3.
Usiadłam obok dziewczynki na łóżku.
- I co chciałabyś porobić szkrabie ? - Spytałam łagodnym głosem.
- Tylko nie szkrabie , tata tak do mnie mówi..- Fuknęła i usiadła spuszczając ^^ nogi w dół łóżka..
- Dobrze , dobrze... - Zachichotałam cicho..
- Nie śmiej się .. - Ofuknęła mnie młoda.. Nie mogłam wytrzymać i wybuchłam radosnym śmiechem.. - No nie śmiej się.. - Krzyknęła oburzona , ale widziałam przez przymknięte oczy, że sama się uśmiecha.
- No już dobrze.. - Wysapałam łapiąc się za bolący brzuch.. - Więc , co chciałabyś porobić Cassie ?
- Wiesz... - Zaczęła nieśmiało... Spojrzałam na nią zaciekawiona przekrzywiając delikatnie głowę w bok. O co chce się zapytać , że jest taka nieśmiała ?
- Tak ? - Spytałam coraz bardziej ciekawa..
- Poczesałabyś mnie ? Tatuś nigdy nie chce mnie czesać , a jak już się do tego zabierze , to ciągnie mi włosy... Nie chce być łysa.. - Fuknęła smętnym głosem.. Zachichotałam cicho znowu..
- Dobrze , poczeszę Cię.. Daj mi szczotkę i usiądź do mnie tyłem..
- Taaaaak!!!! - Krzyknęła szczęśliwa i machnięciem ręki przywołała do siebie szczotkę.. Wooow... Nie wierzę , młoda umie używać magii... Myślałam , że tylko ja tak umiem... Patrzyłam na nią zdziwiona.. - Coś nie tak Yuki ?? Czemu otworzyłaś usta ?? - Zamknęłam je szybko..
- Wybacz Cassie , ale nie wiedziałam , że umiesz czarować.. - Odpowiedziałam zgodnie z prawdą..

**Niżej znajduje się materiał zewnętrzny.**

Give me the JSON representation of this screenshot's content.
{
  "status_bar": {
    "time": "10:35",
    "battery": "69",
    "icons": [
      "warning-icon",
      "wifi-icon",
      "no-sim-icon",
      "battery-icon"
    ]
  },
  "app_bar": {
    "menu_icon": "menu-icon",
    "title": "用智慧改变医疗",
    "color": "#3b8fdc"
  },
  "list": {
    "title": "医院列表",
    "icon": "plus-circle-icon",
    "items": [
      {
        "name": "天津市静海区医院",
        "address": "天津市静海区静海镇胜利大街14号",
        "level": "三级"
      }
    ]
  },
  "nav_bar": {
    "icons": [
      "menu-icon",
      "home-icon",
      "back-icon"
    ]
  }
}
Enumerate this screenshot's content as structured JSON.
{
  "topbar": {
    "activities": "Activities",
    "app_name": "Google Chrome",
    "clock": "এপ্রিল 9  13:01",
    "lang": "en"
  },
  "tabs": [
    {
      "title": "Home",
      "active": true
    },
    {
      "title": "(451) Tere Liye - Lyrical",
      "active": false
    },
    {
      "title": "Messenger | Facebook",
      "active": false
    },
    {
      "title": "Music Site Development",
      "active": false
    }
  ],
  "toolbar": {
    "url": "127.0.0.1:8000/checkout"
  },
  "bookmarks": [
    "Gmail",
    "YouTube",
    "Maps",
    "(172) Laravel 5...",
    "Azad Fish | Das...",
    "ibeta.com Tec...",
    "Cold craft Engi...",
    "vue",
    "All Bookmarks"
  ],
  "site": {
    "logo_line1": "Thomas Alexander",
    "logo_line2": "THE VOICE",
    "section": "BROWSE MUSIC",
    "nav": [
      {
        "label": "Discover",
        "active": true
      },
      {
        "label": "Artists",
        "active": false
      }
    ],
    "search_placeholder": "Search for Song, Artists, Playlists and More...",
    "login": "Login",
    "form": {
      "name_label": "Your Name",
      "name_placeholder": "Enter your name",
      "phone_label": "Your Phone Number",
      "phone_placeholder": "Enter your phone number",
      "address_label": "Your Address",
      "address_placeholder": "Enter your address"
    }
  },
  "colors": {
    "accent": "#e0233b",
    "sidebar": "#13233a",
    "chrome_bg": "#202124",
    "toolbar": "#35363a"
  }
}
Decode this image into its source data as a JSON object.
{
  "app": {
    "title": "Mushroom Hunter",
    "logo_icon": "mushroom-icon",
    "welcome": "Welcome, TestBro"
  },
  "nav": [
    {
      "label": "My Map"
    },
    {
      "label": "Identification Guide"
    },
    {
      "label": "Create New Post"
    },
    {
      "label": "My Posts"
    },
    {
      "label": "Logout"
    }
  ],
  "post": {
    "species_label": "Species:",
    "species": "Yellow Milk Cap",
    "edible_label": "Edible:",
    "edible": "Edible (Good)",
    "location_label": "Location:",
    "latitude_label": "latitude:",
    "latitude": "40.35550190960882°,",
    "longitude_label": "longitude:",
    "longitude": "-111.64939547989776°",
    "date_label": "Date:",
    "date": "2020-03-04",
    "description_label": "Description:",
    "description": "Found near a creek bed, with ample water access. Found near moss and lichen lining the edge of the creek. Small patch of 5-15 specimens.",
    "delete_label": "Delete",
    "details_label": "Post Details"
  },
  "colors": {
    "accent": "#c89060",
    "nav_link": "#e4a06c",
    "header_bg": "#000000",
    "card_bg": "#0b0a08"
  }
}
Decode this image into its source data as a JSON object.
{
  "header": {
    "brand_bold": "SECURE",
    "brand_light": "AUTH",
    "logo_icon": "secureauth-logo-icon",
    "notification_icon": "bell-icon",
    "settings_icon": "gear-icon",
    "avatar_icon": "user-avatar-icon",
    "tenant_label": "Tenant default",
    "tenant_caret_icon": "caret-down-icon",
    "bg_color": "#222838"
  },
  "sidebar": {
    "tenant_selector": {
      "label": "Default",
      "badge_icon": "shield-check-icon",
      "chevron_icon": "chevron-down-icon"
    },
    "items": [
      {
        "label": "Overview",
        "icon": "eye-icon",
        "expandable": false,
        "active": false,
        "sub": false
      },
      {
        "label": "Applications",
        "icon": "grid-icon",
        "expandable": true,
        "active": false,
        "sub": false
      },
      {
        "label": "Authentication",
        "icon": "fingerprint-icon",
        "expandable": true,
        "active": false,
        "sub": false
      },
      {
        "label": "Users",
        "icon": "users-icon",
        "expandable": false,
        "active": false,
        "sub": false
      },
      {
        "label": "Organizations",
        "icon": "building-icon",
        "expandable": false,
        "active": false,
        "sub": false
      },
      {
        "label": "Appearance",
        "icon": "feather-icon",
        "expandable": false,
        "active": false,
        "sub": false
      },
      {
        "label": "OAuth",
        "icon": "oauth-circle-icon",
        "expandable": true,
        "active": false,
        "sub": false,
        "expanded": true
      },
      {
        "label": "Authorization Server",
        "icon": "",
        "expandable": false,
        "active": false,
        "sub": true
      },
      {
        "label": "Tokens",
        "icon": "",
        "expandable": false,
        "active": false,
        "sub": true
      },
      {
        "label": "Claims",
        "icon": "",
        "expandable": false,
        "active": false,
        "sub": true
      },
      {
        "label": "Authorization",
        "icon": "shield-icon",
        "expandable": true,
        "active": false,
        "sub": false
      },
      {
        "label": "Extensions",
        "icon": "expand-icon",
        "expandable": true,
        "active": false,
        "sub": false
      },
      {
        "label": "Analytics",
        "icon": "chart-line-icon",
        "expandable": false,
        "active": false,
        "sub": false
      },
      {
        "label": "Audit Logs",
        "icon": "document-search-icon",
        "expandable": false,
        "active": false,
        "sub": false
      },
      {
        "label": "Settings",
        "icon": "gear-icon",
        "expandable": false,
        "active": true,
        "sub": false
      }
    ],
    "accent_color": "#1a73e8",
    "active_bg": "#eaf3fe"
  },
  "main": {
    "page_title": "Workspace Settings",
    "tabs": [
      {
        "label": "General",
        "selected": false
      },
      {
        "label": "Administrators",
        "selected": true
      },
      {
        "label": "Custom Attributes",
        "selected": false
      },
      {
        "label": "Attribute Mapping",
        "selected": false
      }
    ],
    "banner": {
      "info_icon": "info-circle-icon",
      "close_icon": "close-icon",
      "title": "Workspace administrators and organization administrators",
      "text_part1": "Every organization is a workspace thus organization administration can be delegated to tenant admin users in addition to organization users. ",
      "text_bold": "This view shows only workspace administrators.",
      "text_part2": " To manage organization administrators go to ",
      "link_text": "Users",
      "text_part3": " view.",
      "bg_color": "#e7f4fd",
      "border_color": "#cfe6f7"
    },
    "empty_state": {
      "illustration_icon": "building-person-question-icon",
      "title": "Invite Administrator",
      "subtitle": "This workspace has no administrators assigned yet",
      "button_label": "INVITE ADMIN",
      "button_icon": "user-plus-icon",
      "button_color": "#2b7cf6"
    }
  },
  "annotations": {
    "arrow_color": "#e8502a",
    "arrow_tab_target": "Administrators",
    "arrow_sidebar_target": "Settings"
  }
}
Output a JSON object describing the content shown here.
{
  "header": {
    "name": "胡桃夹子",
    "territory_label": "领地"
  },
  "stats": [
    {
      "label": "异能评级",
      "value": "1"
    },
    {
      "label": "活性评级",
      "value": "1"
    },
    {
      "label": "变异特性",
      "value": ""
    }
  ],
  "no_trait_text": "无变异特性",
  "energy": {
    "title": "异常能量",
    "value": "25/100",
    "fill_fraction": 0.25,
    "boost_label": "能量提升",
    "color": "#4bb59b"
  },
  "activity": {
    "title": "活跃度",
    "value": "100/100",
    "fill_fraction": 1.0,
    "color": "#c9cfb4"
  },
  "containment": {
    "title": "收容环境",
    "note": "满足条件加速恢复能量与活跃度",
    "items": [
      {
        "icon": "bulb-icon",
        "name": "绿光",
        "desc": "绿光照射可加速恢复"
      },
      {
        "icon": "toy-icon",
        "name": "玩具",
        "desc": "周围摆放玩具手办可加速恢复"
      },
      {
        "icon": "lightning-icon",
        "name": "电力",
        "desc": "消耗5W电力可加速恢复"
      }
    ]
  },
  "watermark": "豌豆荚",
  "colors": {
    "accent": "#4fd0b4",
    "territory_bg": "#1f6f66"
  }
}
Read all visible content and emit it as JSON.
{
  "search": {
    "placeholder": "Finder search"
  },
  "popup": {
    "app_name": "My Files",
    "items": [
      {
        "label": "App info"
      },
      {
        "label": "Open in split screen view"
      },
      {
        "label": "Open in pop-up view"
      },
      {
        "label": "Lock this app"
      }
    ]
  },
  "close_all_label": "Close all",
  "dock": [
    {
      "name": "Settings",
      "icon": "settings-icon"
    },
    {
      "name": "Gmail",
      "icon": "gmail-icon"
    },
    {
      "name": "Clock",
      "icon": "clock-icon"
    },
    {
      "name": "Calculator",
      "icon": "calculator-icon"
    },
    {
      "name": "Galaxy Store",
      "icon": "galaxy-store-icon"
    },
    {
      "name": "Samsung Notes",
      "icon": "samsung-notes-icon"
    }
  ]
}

- Oh , to ? Umiem jeszcze więcej , ale to i tak mało w porównaniu z moją mamusią... Tatuś opowiadał mi kiedyś , że mamusia umiała więcej , miała też taką specjalną księgę.. - Odparła zafascynowana.. Wyciągnęłam z torby ciemno-czerwoną księgę z gwiazdą.
- Tak może wyglądała ? - Spytałam się jej i pokazałam na książkę.
- Nie wiem , ale możliwe , że tak wyglądała. Skąd to masz ? Też jesteś czarownicą ??
- Nie wiem jak Ci to wytłumaczyć.. - Zastanowiłam się chwilę.. - Słyszałaś kiedyś o władcy piekieł ?
- Taaak , tatuś mi kiedyś o nim opowiadał.. - Przypomniała sobie jak kiedyś Shu mówił jej na dobranoc bajki o władcy piekieł Lucyferze..
- No więc... Władca piekieł Lucyfer , jest moim ojcem.. Jestem większej części demonem , a w 2/5 czarownicą.. Moja matka była z salem... Ona wraz z Lucyferem bardzo się kochali... Planowali wspólną przyszłość i dzieci.. Po paru latach urodziłam się im ja. Wtedy byli już małżeństwem, cieszyli się bardzo , że urodziła im się córeczka. Wiem , że po paru latach moja matka zachorowała na poważną chorobę i umarła. Mój ojciec mocno to przeżył i nie mógł stanąć przez jakiś czas na nogi. Wtedy mną opiekowali się służący , ale rok później na nowo opiekował się mną ojciec * - Opowiedziałam jej trochę o sobie..
- To przykre.. - Odparła dziewczynka ze łzami w oczach..
- Ale nie musisz płakać słońce , teraz jest wszystko dobrze.. - Uśmiechnęłam się lekko..
- Wiem , ale to trochę przypomina mi moją historię.. Mój tatuś też długo nie mógł się pogodzić ze śmiercią mamusi.. Widziałam , że jak przychodzimy na jej grób do ogrodu , jest smutny.. A ja przez jakiś czas wiedziałam , że mamusia wróci.. Ale nie wróciła... - Odparła załamanym głosem.. Zrobiło mi się jej szkoda i z jakiejś przyczyny poczułam poczucie winy (Czy to ma jakiś sens ? ). Przytuliłam ją do siebie...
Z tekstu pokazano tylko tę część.